Changing Outdated Ideas on Both Sides
How can collegiate recovery programs at faith-based schools like Baylor lead the way in terms of erasing old stigmas and misinformation around addictionrecovery and religion?
“We talk about intention vs. impact a lot,” says Ettinger. “There are a lot of really well-intentioned people who want to help people find recovery and wellness.” These same folks, according to Ettinger, may believe recovery is as simple as saying a prayer and showing up at church. “Showing people how recovery looks different for different people is part of what we do,” she adds.
Both Ettinger and Corley agree training programs followed by informed discussions for faculty and staff go a long way when it comes to dismantling old stigmas.

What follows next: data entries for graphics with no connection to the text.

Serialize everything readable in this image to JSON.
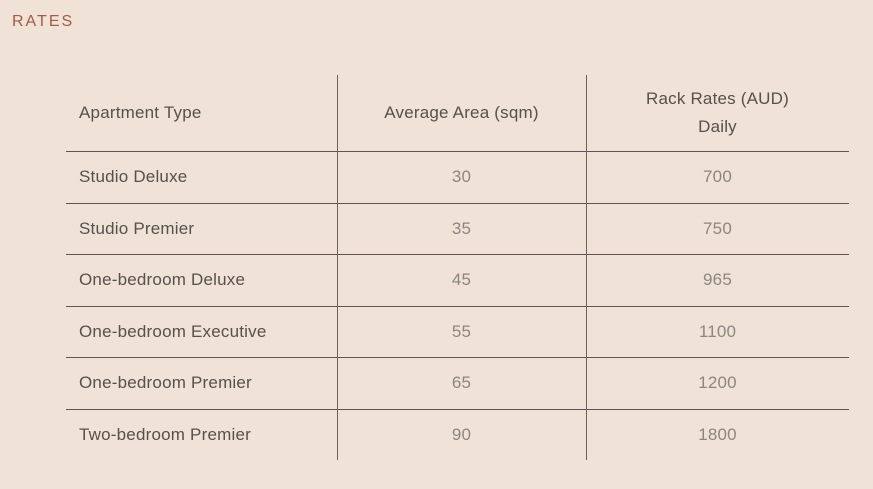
{
  "title": "RATES",
  "colors": {
    "background": "#f0e2d7",
    "title_accent": "#a25c41",
    "rule_line": "#5b5751",
    "label_text": "#55514b",
    "value_text": "#8b8680"
  },
  "table": {
    "headers": {
      "apartment_type": "Apartment Type",
      "average_area": "Average Area (sqm)",
      "rack_rates_line1": "Rack Rates (AUD)",
      "rack_rates_line2": "Daily"
    },
    "rows": [
      {
        "apartment_type": "Studio Deluxe",
        "average_area_sqm": "30",
        "rack_rate_aud_daily": "700"
      },
      {
        "apartment_type": "Studio Premier",
        "average_area_sqm": "35",
        "rack_rate_aud_daily": "750"
      },
      {
        "apartment_type": "One-bedroom Deluxe",
        "average_area_sqm": "45",
        "rack_rate_aud_daily": "965"
      },
      {
        "apartment_type": "One-bedroom Executive",
        "average_area_sqm": "55",
        "rack_rate_aud_daily": "1100"
      },
      {
        "apartment_type": "One-bedroom Premier",
        "average_area_sqm": "65",
        "rack_rate_aud_daily": "1200"
      },
      {
        "apartment_type": "Two-bedroom Premier",
        "average_area_sqm": "90",
        "rack_rate_aud_daily": "1800"
      }
    ]
  }
}
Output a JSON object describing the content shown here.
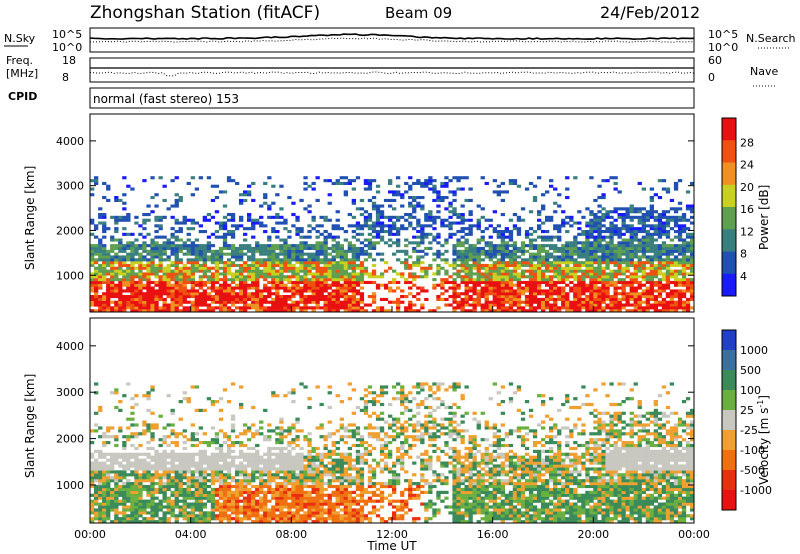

More than training, however, Corley sees courage on both sides as critical when it comes to knocking down the barriers between the church community and the recovery community.
“I find myself telling people how I didn’t use near as many drugs as some of my college classmates,” Corley says. “However, they were able to put it all down, graduate in four years, and have families and careers, but I ended up in treatment twice.” Corley says the response he gets from most folks still surprises him. “More times than not, they’re shocked,” he says. “It doesn’t make sense to them, because whoever uses more drugs is going to have a bigger issue, right?”
Corley believes the courage to share experience, strength, and hope will pave the way for change.
“It’s going to take humility and courage on both ends,” he says. “Religious organizations need humility to admit wrong-doing and ignorance, plus great courage to commit to do something about it.”
Corley doesn’t stop there, he sees a part for the recovery community as well. “People like Lilly and I are churchgoers, and we need to have the courage to stand up and have these same conversations with our church leaders,” he continues. “Because my faith is so important to me, I want to see humility and courage on both sides. I want the recovery community to have the courage to see the importance of religious organizations and institutions and try to understand the hope and good they provide for some people.”
As for BARC, Ettinger is proud of their place on the Baylor campus. “I’ve been around since the beginning of the program,” she explains. “I was a Baylor graduate student who helped start one of the first women in recovery meetings on campus in 2015,” she adds.
After graduation, Ettinger was hired with the opening of the BARC program in 2017.